Reklama

"Rozmowy w toku" ukarane

Krajowa Rada Radiofonii i Telewizji podjęła decyzję o finansowym ukaraniu TVN za program "Rozmowy w toku" - informuje "Nasz Dziennik". Nieznana jest na razie wysokość kary, która może wynieść maksymalnie nawet pół miliona złotych. Określi ją przewodniczący KRRiTV, Witold Kołodziejski.

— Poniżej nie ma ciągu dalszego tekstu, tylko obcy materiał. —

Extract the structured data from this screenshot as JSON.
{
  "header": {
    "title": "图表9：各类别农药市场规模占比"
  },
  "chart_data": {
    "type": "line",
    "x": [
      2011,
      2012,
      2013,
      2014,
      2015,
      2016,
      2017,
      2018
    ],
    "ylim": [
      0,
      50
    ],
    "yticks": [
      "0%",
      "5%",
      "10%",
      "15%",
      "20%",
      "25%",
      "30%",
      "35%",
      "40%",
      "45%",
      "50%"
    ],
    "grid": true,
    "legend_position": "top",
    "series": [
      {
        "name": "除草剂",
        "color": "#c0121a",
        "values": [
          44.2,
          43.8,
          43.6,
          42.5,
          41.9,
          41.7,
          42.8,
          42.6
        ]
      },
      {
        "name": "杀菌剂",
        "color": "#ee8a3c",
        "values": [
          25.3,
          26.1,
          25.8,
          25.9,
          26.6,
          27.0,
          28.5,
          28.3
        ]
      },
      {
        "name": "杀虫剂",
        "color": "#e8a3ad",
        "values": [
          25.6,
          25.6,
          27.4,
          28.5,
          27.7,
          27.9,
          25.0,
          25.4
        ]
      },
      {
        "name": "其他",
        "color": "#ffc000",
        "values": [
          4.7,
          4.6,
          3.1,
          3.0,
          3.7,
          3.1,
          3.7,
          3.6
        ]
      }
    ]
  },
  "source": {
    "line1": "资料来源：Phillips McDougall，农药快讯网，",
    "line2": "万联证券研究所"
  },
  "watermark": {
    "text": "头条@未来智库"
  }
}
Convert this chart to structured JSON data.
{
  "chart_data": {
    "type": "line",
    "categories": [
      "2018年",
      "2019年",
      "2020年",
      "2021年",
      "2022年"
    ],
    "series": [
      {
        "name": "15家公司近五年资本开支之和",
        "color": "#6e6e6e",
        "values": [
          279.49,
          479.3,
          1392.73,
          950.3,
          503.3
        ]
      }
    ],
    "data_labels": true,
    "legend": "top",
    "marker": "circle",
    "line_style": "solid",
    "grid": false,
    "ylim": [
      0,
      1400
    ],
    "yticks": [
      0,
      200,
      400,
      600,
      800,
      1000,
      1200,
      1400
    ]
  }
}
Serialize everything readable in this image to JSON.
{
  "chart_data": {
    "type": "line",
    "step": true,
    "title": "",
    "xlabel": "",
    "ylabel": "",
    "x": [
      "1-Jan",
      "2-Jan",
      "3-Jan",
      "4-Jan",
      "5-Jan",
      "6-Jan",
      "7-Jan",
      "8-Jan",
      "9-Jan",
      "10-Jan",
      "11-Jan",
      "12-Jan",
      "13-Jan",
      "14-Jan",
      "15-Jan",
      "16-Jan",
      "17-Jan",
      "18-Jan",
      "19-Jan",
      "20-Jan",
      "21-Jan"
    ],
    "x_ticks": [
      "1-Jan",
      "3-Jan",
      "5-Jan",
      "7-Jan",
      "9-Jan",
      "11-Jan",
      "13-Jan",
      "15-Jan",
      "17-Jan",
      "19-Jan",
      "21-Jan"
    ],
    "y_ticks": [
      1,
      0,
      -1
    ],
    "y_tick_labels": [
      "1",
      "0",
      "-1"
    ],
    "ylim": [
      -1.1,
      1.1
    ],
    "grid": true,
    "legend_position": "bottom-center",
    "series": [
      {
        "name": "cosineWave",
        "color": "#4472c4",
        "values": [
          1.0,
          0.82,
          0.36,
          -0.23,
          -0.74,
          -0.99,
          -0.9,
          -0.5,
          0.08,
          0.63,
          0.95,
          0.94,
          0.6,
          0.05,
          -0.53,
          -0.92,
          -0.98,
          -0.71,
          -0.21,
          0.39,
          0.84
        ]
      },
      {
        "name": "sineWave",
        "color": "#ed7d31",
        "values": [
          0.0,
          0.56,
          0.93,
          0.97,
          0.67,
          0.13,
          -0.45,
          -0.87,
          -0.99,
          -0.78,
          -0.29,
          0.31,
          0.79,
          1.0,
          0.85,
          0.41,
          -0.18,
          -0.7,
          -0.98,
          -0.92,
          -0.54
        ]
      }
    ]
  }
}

Decyzja o ukaraniu nadawcy pojawiła się w wyniku raportu z monitoringu kilkunastu odcinków "Rozmów w toku", przygotowanego przez Departament Programowy KRRiT. Główny zarzut dotyczył faktu, że program był emitowany w tzw. czasie chronionym, czyli między 6.00 a 23.00. Nadawca nie może wtedy emitować scen lub treści mogących mieć negatywny wpływ na prawidłowy fizyczny, psychiczny lub moralny rozwój małoletnich.

Głównym powodem interwencji miał być program dotyczący aborcji. Już w zapowiedziach "Rozmów w toku" można było usłyszeć historię pięciu kobiet w pigułce, np. "Zosia usuwała ciążę aż 9 razy. Czego dziś najbardziej żałuje?", "Ela nie jest pewna, ile miała aborcji - 7 albo 8. Nie zawsze też była pewna, kto jest ojcem dziecka, które usuwała", czy "Ewa pierwsze dziecko usunęła, kiedy miała 21 lat, potem rok po roku pozbyła się jeszcze - jak mówi - dwóch płodów".

Reklama

Tajemnicza "Ewa, 62 lata" z show Ewy Drzyzgi to w rzeczywistości Ewa Dąbrowska-Szulc, prawa ręka aborcyjnej bojówkarki Wandy Nowickiej, współzałożycielka walczącej o "prawo" do aborcji Federacji Na Rzecz Kobiet i Planowania Rodziny.

Aborcyjnym show w "Rozmowach w toku" zajmie się na najbliższym posiedzeniu także Rada Etyki Mediów.

"Nasz Dziennik" staje się w ostatnich dniach głównym tropicielem telewizyjnej cenzury, ale wiarygodność tytułu jest mocno podejrzana.

Gazeta poinformowała w poniedziałek, że telewizja TVN odmówiła przyjęcia do emisji zwiastuna filmu "Generał Nil" z powodu zbyt drastycznych scen. "Pojawiły się zastrzeżenia co do treści tego spotu" - miał powiedzieć "Naszemu Dziennikowi" rzecznik TVN, Karol Smoląg.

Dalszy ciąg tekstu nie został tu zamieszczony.